Susana Gisbert es portavoz de la Fiscalía Provincial de Valencia

Fuente: elperiodicodeaqui.com

SUSANA GISBERT

A estas alturas, casi todo el mundo sabrá a qué me refiero, el autobús transfóbico de Hazteoir.org. Por desgracia. Porque que cualquier viandante se vea obligado a ver el odio a todo color circulando por nuestras ciudades es una verdadera desgracia. Más aún cuando el vehículo de marras pretendía hacer una gira por colegios e institutos para escupir su inaceptable mensaje a niños, niñas y adolescentes.

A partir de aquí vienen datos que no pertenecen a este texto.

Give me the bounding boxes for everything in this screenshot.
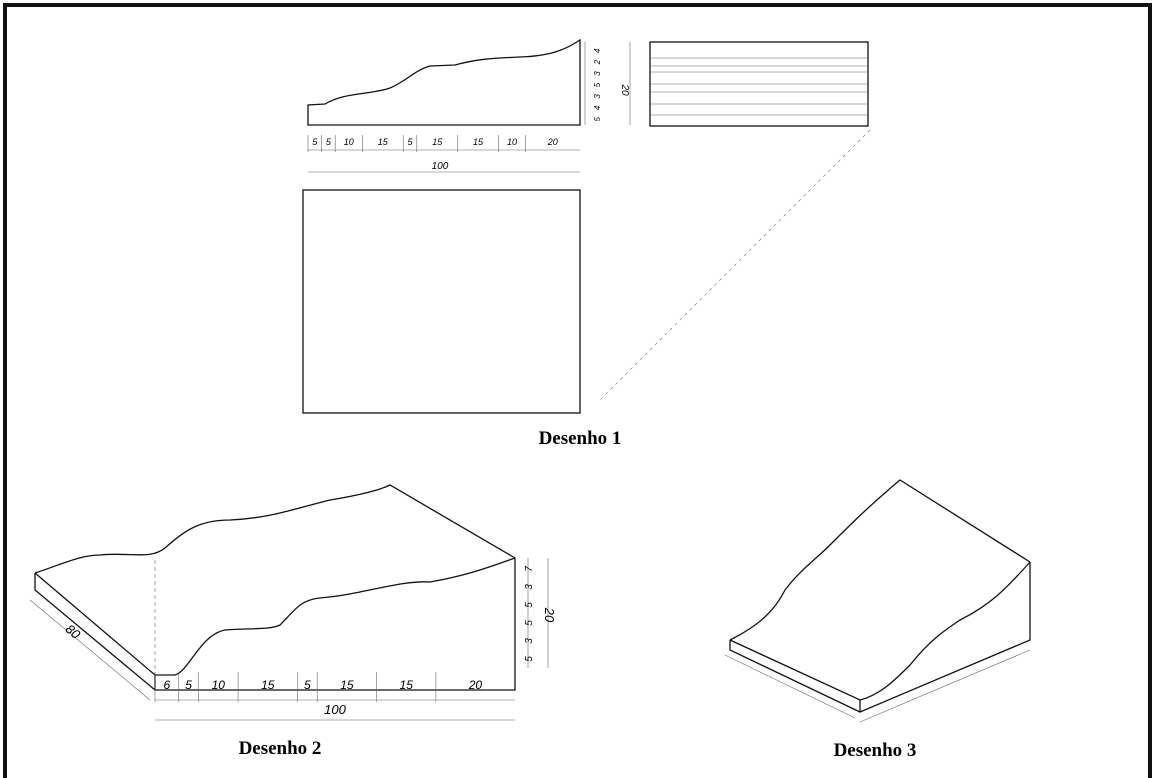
height-dim: 20 [619, 83, 630, 96]
dim-label: 3 [593, 71, 602, 76]
dim-label: 4 [593, 48, 602, 53]
dim-label: 2 [593, 59, 602, 65]
total-dim: 100 [324, 702, 346, 717]
dim-label: 5 [524, 602, 535, 608]
back-profile [730, 480, 1030, 640]
dim-label: 15 [473, 137, 484, 147]
dim-label: 10 [344, 137, 354, 147]
dim-label: 5 [593, 82, 602, 87]
dim-label: 20 [547, 137, 558, 147]
dim-label: 3 [593, 94, 602, 99]
dim-label: 3 [524, 638, 535, 644]
caption: Desenho 1 [539, 428, 622, 449]
dim-label: 3 [524, 584, 535, 590]
dim-label: 10 [507, 137, 517, 147]
dim-label: 20 [468, 678, 483, 692]
dim-label: 15 [340, 678, 354, 692]
plan-view [303, 190, 580, 413]
dim-label: 5 [312, 137, 318, 147]
dim-label: 5 [524, 656, 535, 662]
drawing-3 [725, 480, 1030, 722]
dim-label: 15 [378, 137, 389, 147]
height-dim: 20 [542, 607, 557, 623]
dim-label: 15 [432, 137, 443, 147]
dim-label: 4 [593, 105, 602, 110]
dim-label: 5 [185, 678, 192, 692]
caption: Desenho 3 [834, 740, 917, 761]
dim-label: 7 [524, 566, 535, 572]
dim-label: 5 [407, 137, 413, 147]
profile [308, 40, 580, 125]
caption: Desenho 2 [239, 738, 322, 759]
dim-label: 5 [304, 678, 311, 692]
dim-label: 15 [261, 678, 275, 692]
dim-label: 5 [326, 137, 332, 147]
dim-label: 5 [524, 620, 535, 626]
base [730, 562, 1030, 712]
dim-label: 6 [164, 678, 171, 692]
base [35, 558, 515, 690]
total-dim: 100 [432, 161, 449, 172]
dim-label: 10 [212, 678, 226, 692]
drawing-1 [303, 40, 870, 413]
page: Desenho 1 Desenho 2 Desenho 3 100 20 100… [0, 0, 1156, 778]
dim-label: 5 [593, 117, 602, 122]
front-profile [35, 558, 515, 675]
back-profile [35, 485, 515, 573]
dim-label: 15 [400, 678, 414, 692]
depth-dim: 80 [63, 621, 84, 642]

Pero como dice el refrán, no hay mal que por bien no venga, y quizás en este caso han logrado algo contrario al efecto pretendido. Su mensaje, desde luego, ha tenido una gran visibilidad por causa de la cantidad de personas y entidades que nos hemos hecho eco de ello llevadas por el espanto. Y tal vez hemos caído en darles publicidad gratuita. Pero no se trata de eso. Por una parte, y dado que esa campaña traía causa de otra en que se pretendía visibilizar a niños y niñas trans, también ha conseguido que esta campaña resucite de algún modo. Y, lo que considero más importante, es que ha conseguido abrir un debate que quizás de otro modo no se hubiera abierto, y ha obligado a mucha gente a manifestarse de un modo abierto contra la transfobia, un tema que hasta el momento no era objeto de especial atención.

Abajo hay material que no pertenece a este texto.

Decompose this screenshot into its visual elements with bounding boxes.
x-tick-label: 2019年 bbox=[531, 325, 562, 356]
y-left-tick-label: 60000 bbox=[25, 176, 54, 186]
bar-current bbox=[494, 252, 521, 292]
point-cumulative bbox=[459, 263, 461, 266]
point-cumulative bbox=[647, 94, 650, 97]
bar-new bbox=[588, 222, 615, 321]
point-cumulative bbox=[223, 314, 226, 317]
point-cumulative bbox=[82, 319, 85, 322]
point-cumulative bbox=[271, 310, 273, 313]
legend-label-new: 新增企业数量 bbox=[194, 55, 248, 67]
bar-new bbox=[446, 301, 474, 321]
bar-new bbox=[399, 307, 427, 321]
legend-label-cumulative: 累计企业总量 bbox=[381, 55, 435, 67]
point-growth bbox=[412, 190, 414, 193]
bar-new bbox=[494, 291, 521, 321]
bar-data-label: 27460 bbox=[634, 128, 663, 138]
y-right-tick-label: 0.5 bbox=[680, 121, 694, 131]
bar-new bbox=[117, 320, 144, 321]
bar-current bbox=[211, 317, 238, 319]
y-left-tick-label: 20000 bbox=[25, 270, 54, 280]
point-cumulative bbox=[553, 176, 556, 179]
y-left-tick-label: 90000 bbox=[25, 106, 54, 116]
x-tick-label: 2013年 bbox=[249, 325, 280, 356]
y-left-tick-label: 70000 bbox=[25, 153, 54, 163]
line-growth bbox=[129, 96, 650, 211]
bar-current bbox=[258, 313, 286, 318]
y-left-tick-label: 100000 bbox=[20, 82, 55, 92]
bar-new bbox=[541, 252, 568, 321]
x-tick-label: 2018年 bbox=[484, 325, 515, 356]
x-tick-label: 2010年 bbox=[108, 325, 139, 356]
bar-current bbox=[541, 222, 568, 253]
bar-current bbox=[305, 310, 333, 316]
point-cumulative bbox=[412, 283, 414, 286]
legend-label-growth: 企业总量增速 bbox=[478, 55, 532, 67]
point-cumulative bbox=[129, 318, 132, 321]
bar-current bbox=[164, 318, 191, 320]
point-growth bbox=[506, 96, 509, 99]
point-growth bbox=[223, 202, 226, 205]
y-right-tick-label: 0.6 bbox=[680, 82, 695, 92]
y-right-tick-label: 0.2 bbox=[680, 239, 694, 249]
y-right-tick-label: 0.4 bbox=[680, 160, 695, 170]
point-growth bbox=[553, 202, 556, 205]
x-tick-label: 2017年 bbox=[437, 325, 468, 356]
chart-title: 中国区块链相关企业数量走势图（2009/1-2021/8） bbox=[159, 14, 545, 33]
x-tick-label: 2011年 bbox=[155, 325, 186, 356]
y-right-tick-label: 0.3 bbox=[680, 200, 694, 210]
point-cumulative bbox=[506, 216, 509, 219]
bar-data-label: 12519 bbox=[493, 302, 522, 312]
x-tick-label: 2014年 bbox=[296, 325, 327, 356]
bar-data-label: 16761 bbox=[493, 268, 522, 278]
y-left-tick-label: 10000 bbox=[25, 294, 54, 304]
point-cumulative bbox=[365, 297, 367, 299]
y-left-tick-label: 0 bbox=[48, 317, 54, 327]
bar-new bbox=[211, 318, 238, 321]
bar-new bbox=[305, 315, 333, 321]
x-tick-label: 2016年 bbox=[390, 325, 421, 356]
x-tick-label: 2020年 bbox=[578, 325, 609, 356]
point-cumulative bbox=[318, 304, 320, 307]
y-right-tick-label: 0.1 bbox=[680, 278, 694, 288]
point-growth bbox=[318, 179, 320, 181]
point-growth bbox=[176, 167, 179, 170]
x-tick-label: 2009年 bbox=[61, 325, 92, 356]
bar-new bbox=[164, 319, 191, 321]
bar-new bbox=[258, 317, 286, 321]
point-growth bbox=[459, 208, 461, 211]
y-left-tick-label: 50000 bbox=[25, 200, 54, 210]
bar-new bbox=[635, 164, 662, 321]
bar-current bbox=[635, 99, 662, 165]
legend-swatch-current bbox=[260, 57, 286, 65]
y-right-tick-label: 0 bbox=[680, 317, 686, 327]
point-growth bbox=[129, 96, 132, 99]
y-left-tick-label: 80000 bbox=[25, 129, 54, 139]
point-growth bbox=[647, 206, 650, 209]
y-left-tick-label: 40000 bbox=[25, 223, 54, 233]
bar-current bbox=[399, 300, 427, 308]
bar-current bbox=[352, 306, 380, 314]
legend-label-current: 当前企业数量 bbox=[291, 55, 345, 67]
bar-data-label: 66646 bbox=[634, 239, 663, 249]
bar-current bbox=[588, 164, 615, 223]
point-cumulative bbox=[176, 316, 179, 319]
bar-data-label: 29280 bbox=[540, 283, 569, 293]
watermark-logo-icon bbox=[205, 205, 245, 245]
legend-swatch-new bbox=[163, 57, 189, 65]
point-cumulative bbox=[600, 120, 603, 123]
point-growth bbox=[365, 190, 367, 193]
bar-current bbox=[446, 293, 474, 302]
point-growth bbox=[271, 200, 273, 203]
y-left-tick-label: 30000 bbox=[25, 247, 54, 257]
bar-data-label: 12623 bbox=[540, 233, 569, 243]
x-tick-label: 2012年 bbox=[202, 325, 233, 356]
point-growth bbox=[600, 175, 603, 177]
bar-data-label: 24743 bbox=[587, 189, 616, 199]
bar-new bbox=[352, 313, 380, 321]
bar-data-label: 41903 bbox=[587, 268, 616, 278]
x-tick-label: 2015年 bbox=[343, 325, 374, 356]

Así que, sin perjuIcio de que el hecho tenga o no los caracteres de un delito de odio, sea un mero ilícito administrativo, o la cosa vaya más allá hacia la organización que lo propugna, lo que debemos sacar de ello es que, por fin, esos niños y niñas han conseguido ser visibles. Y esto es algo que debemos aprovechar más allá de memes, chistes y bromas que en ocasiones también superan el umbral de lo tolerable o al menos incurren de lleno en la trampa de la frivolización de un tema muy serio.

Démosle la vuelta a la tortilla y utilicemos la acción de esos intolerables sobre ruedas para poner sobre ruedas también, y sin necesidad de autobús alguno, nuestra defensa de los valores de una sociedad democrática y en igualdad. Y de ese modo, podremos hacer una maniobra de adelantamiento al dichoso autobús, porque el nuestro sea más grande, más rápido y de buena calidad. Y logremos que el suyo se quede en la cuneta de la que no debió salir jamás.

Somos más quienes queremos una sociedad igualitaria, aunque a veces los otros hagan más ruido. Aprovechemos el tirón para hacer ruido también y para lanzar nuestro mensaje. La ocasión la pintan calva. O, en este caso, del color naranja de la intolerancia sobre ruedas.